Step 5: Create Input Data Script

Purpose

To generate a reusable input data script for feeding the model.

Procedure

  1. Go to the Workspace icon.

  2. In the Repo section → Click 3 dots (⋮) → Select Create Notebook.

  3. Name: sklearn_model_input

  4. Paste the following script:

def input_data():
    import pandas as pd
    url = "https://raw.githubusercontent.com/jbrownlee/Datasets/master/pima-indians-diabetes.data.csv"
    names = ['preg', 'plas', 'pres', 'skin', 'test', 'mass', 'pedi', 'age', 'class']
    df = pd.read_csv(url, names=names)

    df_test = df.copy()
    df_test.drop('class', axis=1, inplace=True)
    return df_test

input_data()
  1. Run the cell using the Run Cell icon.

Step 6: Export Notebook to Pipeline

Procedure

  1. Navigate to the 3 dots (⋮) of the notebook → Select Register.

  2. Select the target cell to export → Click Next.

  3. Choose Export as Script → Click Finish.

Step 7: Create a Data Pipeline

Purpose

To automate data ingestion, model execution, and result writing to the Sandbox.

Procedure

  1. Open Data Pipeline from the Apps Menu.

  2. Click Create Pipeline and configure:

    • Name: DS Lab Workflow 1

    • Description: End-to-end DS Lab and Sandbox workflow

    • Resource Allocation: Medium

  3. Click Save.

Step 8: Add DS Lab Runner (Input Script Execution)

Procedure

  1. From the Components Palette, drag and drop DSLab Runner (from the Machine Learning section).

  2. Configure:

    • Invocation Type: Real-Time

    • Execution Type: Script Runner

    • Function Input: DataFrame

    • Project Name: DS LAB WORKFLOW 1

    • Script Name: sklearn_model_input

    • Start Function: input_data

  3. Save the component.

Step 9: Add Kafka Event

  1. From the Event Panel, click + → Add Kafka Event.

  2. Configure and drag it to the pipeline canvas.

Step 10: Add DS Lab Runner (Model Execution)

Procedure

  1. From the Components Palette, drag and drop another DSLab Runner.

  2. Configure:

    • Invocation Type: Batch

    • Execution Type: Model Runner

    • Project Name: DS LAB WORKFLOW 1

    • Model Name: model

  3. Save the component.

  4. Add another Kafka Event and connect it to this component.

Step 11: Add Sandbox Writer

Purpose

To write model output back to the Sandbox for analysis and visualization.

Procedure

  1. From the Components Palette, drag and drop Sandbox Writer (under the Writer section).

  2. Configure:

    • Invocation Type: Batch

    • Storage Type: Network

    • File Type: CSV

    • Sandbox File: Customer

    • Save Mode: Overwrite

  3. Click Save.

Step 12: Update and Activate the Pipeline

Pipeline Flow

DSLab Runner (Script) → Event → DSLab Runner (Model) → Event → Sandbox Writer

Procedure

  1. Click the Update/Save icon in the toolbar.

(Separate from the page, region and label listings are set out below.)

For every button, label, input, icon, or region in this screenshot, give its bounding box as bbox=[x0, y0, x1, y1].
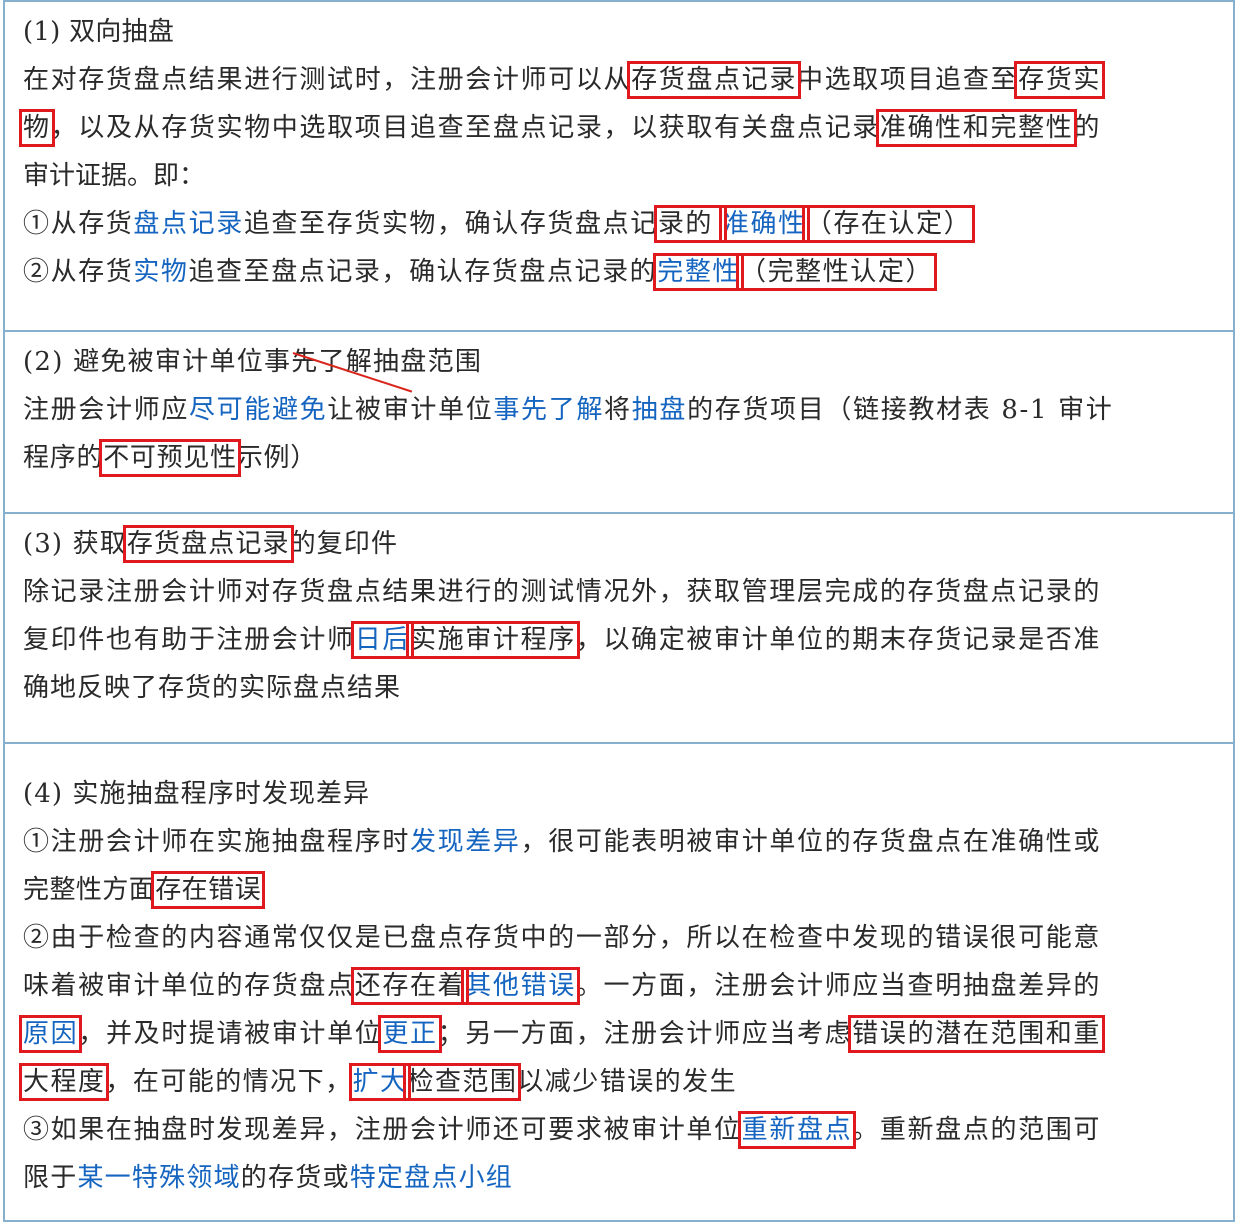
text-line: 除记录注册会计师对存货盘点结果进行的测试情况外，获取管理层完成的存货盘点记录的 bbox=[23, 568, 1233, 616]
section-heading: (1) 双向抽盘 bbox=[23, 8, 1233, 56]
text-run: 将 bbox=[604, 395, 632, 425]
text-run: 示例） bbox=[236, 443, 318, 473]
section-double-direction-sampling: (1) 双向抽盘在对存货盘点结果进行测试时，注册会计师可以从存货盘点记录中选取项… bbox=[3, 0, 1235, 330]
boxed-highlight: 不可预见性 bbox=[99, 439, 241, 477]
text-run: 在对存货盘点结果进行测试时，注册会计师可以从 bbox=[23, 65, 632, 95]
text-line: 审计证据。即： bbox=[23, 152, 1233, 200]
boxed-highlight: 其他错误 bbox=[461, 967, 580, 1005]
text-run: (3) 获取 bbox=[23, 529, 127, 559]
boxed-highlight: 日后 bbox=[350, 621, 415, 659]
text-run: 以减少错误的发生 bbox=[517, 1067, 738, 1097]
section-obtain-record-copies: (3) 获取存货盘点记录的复印件除记录注册会计师对存货盘点结果进行的测试情况外，… bbox=[3, 512, 1235, 742]
text-line: 物，以及从存货实物中选取项目追查至盘点记录，以获取有关盘点记录准确性和完整性的 bbox=[19, 104, 1233, 152]
section-differences-found: (4) 实施抽盘程序时发现差异 ①注册会计师在实施抽盘程序时发现差异，很可能表明被… bbox=[3, 742, 1235, 1222]
text-run: ，以及从存货实物中选取项目追查至盘点记录，以获取有关盘点记录 bbox=[50, 113, 880, 143]
text-run: 。重新盘点的范围可 bbox=[852, 1115, 1102, 1145]
text-run: 让被审计单位 bbox=[327, 395, 494, 425]
boxed-highlight: 准确性和完整性 bbox=[875, 109, 1078, 147]
text-run: ③如果在抽盘时发现差异，注册会计师还可要求被审计单位 bbox=[23, 1115, 742, 1145]
text-run: ②从存货 bbox=[23, 257, 134, 287]
text-run: ①从存货 bbox=[23, 209, 134, 239]
text-line: 味着被审计单位的存货盘点还存在着其他错误。一方面，注册会计师应当查明抽盘差异的 bbox=[23, 962, 1233, 1010]
boxed-highlight: 更正 bbox=[378, 1015, 442, 1053]
text-line: 大程度，在可能的情况下，扩大检查范围以减少错误的发生 bbox=[18, 1058, 1233, 1106]
text-line: ②由于检查的内容通常仅仅是已盘点存货中的一部分，所以在检查中发现的错误很可能意 bbox=[23, 914, 1233, 962]
text-run: 味着被审计单位的存货盘点 bbox=[23, 971, 355, 1001]
boxed-highlight: 存货盘点记录 bbox=[627, 61, 801, 99]
text-line: 在对存货盘点结果进行测试时，注册会计师可以从存货盘点记录中选取项目追查至存货实 bbox=[23, 56, 1233, 104]
text-run: 的存货或 bbox=[240, 1163, 350, 1193]
text-line: 限于某一特殊领域的存货或特定盘点小组 bbox=[23, 1154, 1233, 1202]
text-run: 确地反映了存货的实际盘点结果 bbox=[23, 673, 402, 703]
text-run: (4) 实施抽盘程序时发现差异 bbox=[23, 779, 371, 809]
text-run: 审计证据。即： bbox=[23, 161, 206, 191]
section-heading: (3) 获取存货盘点记录的复印件 bbox=[23, 520, 1233, 568]
text-run: 除记录注册会计师对存货盘点结果进行的测试情况外，获取管理层完成的存货盘点记录的 bbox=[23, 577, 1102, 607]
text-run: 追查至盘点记录，确认存货盘点记录的 bbox=[188, 257, 658, 287]
blue-highlight: 事先了解 bbox=[493, 395, 605, 425]
text-run: 中选取项目追查至 bbox=[796, 65, 1019, 95]
text-run: 限于 bbox=[23, 1163, 78, 1193]
boxed-highlight: 原因 bbox=[18, 1015, 83, 1053]
text-run: 程序的 bbox=[23, 443, 104, 473]
boxed-highlight: 物 bbox=[19, 109, 55, 147]
blue-highlight: 盘点记录 bbox=[133, 209, 244, 239]
boxed-highlight: 扩大 bbox=[348, 1063, 412, 1101]
boxed-highlight: （存在认定） bbox=[801, 205, 976, 243]
text-run: ；另一方面，注册会计师应当考虑 bbox=[437, 1019, 853, 1049]
text-run: ①注册会计师在实施抽盘程序时 bbox=[23, 827, 410, 857]
text-run: 的 bbox=[1073, 113, 1102, 143]
section-avoid-advance-knowledge: (2) 避免被审计单位事先了解抽盘范围 注册会计师应尽可能避免让被审计单位事先了解… bbox=[3, 330, 1235, 512]
boxed-highlight: 检查范围 bbox=[403, 1063, 522, 1101]
document-page: (1) 双向抽盘 在对存货盘点结果进行测试时，注册会计师可以从存货盘点记录中选取项… bbox=[0, 0, 1242, 1230]
boxed-highlight: 实施审计程序 bbox=[406, 621, 580, 659]
text-run: ，以确定被审计单位的期末存货记录是否准 bbox=[575, 625, 1102, 655]
blue-highlight: 某一特殊领域 bbox=[77, 1163, 241, 1193]
text-line: 复印件也有助于注册会计师日后实施审计程序，以确定被审计单位的期末存货记录是否准 bbox=[23, 616, 1233, 664]
text-run: (1) 双向抽盘 bbox=[23, 17, 175, 47]
boxed-highlight: 录的 bbox=[653, 205, 727, 243]
text-line: ①从存货盘点记录追查至存货实物，确认存货盘点记录的 准确性（存在认定） bbox=[23, 200, 1233, 248]
boxed-highlight: 还存在着 bbox=[350, 967, 470, 1005]
text-run: 追查至存货实物，确认存货盘点记 bbox=[243, 209, 658, 239]
blue-highlight: 特定盘点小组 bbox=[349, 1163, 514, 1193]
text-line: ③如果在抽盘时发现差异，注册会计师还可要求被审计单位重新盘点。重新盘点的范围可 bbox=[23, 1106, 1233, 1154]
boxed-highlight: （完整性认定） bbox=[735, 253, 938, 291]
blue-highlight: 实物 bbox=[133, 257, 189, 287]
text-run: ②由于检查的内容通常仅仅是已盘点存货中的一部分，所以在检查中发现的错误很可能意 bbox=[23, 923, 1102, 953]
boxed-highlight: 存在错误 bbox=[151, 871, 266, 909]
text-run: (2) 避免被审计单位事先了解抽盘范围 bbox=[23, 347, 483, 377]
text-run: ，很可能表明被审计单位的存货盘点在准确性或 bbox=[520, 827, 1102, 857]
blue-highlight: 发现差异 bbox=[409, 827, 521, 857]
boxed-highlight: 存货实 bbox=[1014, 61, 1106, 99]
text-run: ，在可能的情况下， bbox=[105, 1067, 353, 1097]
text-line: 确地反映了存货的实际盘点结果 bbox=[23, 664, 1233, 712]
section-heading: (4) 实施抽盘程序时发现差异 bbox=[23, 770, 1233, 818]
text-run: ，并及时提请被审计单位 bbox=[78, 1019, 383, 1049]
text-run: 的复印件 bbox=[289, 529, 399, 559]
text-run: 完整性方面 bbox=[23, 875, 156, 905]
text-run: 。一方面，注册会计师应当查明抽盘差异的 bbox=[575, 971, 1102, 1001]
section-heading: (2) 避免被审计单位事先了解抽盘范围 bbox=[23, 338, 1233, 386]
text-line: 完整性方面存在错误 bbox=[23, 866, 1233, 914]
boxed-highlight: 大程度 bbox=[18, 1063, 110, 1101]
blue-highlight: 抽盘 bbox=[631, 395, 688, 425]
text-line: 原因，并及时提请被审计单位更正；另一方面，注册会计师应当考虑错误的潜在范围和重 bbox=[18, 1010, 1233, 1058]
text-line: 程序的不可预见性示例） bbox=[23, 434, 1233, 482]
boxed-highlight: 准确性 bbox=[718, 205, 810, 243]
text-run: 复印件也有助于注册会计师 bbox=[23, 625, 355, 655]
text-line: 注册会计师应尽可能避免让被审计单位事先了解将抽盘的存货项目（链接教材表 8-1 … bbox=[23, 386, 1233, 434]
text-run: 的存货项目（链接教材表 8-1 审计 bbox=[687, 395, 1114, 425]
blue-highlight: 尽可能避免 bbox=[189, 395, 328, 425]
boxed-highlight: 错误的潜在范围和重 bbox=[848, 1015, 1106, 1053]
boxed-highlight: 存货盘点记录 bbox=[122, 525, 294, 563]
boxed-highlight: 完整性 bbox=[653, 253, 744, 291]
text-line: ②从存货实物追查至盘点记录，确认存货盘点记录的完整性（完整性认定） bbox=[23, 248, 1233, 296]
text-run: 注册会计师应 bbox=[23, 395, 190, 425]
text-line: ①注册会计师在实施抽盘程序时发现差异，很可能表明被审计单位的存货盘点在准确性或 bbox=[23, 818, 1233, 866]
boxed-highlight: 重新盘点 bbox=[737, 1111, 857, 1149]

  2. Click the Activate icon to deploy the pipeline.

  3. Monitor pods and component status.

Step 13: Monitor Execution and Verify Results

  • Use the Logs Panel to check real-time execution progress.

  • Verify component messages:

    • “Sandbox Writer successfully wrote data.”

    • “Model Runner completed successfully.”

  • Use the Preview Tab of events to inspect intermediate data.

  • Once processing completes, click Deactivate to stop the pipeline.

Outcome

You have successfully:

  • Created and trained a model in DS Lab.

  • Registered and exported model logic to Data Pipeline.

  • Built a pipeline that:

    • Executes model predictions

    • Writes processed data into the Data Sandbox

This reusable workflow bridges data science experimentation and operational analytics, ensuring reproducible ML pipelines within the BDB ecosystem.

Key Benefits

Feature

Value

DS Lab Integration

Unified workspace for model development

Auto Export

Seamless migration from DS Lab to Pipeline

Real-Time & Batch Support

Handles both live and scheduled workloads

Sandbox Writer

Simplified storage and reuse of model output

Summary

You have completed Data Science Lab Workflow 1, which demonstrates:

  • Model development in DS Lab

  • Automated model execution via Data Pipeline

  • Persistent data storage in the Sandbox for downstream analysis

This workflow operationalizes machine learning on the BDB Platform, enabling a complete data-to-deployment lifecycle with minimal code.